Japan is also giving climate hawks reason to worry. Since the disastrous Fukushima nuclear plant meltdown, Japan has shuttered its nuclear plants and shifted back toward coal and natural gas. As a result, it is likely to have underwhelming climate action targets, although they have not been announced yet. The Japanese press reports that their government will unveil in June a target of a 20 percent reduction from either 2005 or 2013 levels by 2030. Climate Action Tracker writes, “If the Japanese government were to announce this target, it would rate as ‘inadequate’: if all countries adopted this level of ambition warming would likely exceed 3–4°C in the 21st century.”
Russia, meanwhile, doesn’t even bother with coyness because President Vladimir Putin does not understand climate science and loves to thumb his nose at Europe and the U.S. So, while Russia actually has submitted its plan of action for climate change, it involves doing nothing. The country pledges to reduce emissions 30 percent from 1990 levels, but it is already emitting even less than that. Indeed, if it counts the carbon sinks of its huge forests, as it proposes to, Russia could actually significantly increase emissions from current levels under this proposal. Climate Action Tracker, unsurprisingly, labels this “inadequate” as well.
Still, a lot can happen, so none of this should get climate hawks too discouraged. Russia’s targets are only preliminary, and it says it is open to different ones depending on what happens in Paris.

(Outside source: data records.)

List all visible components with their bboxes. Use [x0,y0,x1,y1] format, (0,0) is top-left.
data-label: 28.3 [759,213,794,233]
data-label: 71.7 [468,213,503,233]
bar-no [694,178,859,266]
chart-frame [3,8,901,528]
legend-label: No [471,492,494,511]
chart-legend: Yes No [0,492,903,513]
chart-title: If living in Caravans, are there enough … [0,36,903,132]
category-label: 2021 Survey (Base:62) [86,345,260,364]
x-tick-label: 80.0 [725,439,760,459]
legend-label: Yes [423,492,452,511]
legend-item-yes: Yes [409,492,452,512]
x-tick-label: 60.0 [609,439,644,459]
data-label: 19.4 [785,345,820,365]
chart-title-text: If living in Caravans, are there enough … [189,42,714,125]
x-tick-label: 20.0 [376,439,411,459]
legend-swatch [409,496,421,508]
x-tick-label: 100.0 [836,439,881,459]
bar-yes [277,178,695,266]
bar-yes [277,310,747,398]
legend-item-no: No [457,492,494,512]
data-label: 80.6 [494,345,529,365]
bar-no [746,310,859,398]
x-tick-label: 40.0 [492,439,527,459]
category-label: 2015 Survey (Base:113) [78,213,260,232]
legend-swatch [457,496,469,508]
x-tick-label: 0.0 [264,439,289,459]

And some close observers of Indian politics say that Modi may surprise people by turning out to be a climate hawk. He ended gasoline subsidies last year. As chief minister of the state of Gujarat he expanded solar power, and he’s now pushing to do the same nationally. Modi wants to triple India’s nuclear power generation capacity. And the particulate pollution in Delhi and other cities is so bad that public pressure might force him to move away from coal. Essentially, for India it all comes down to whether rich nations will help it bring clean electricity to the 400 million Indians who currently lack electricity altogether. The Washington Post reports that India will actually lay out two possible climate scenarios: one on what it can do alone, and another that “would be a more ambitious plan outlining moves that could be made with international financial support, technology exchanges and incentives.” If rich countries have the will, there is a way.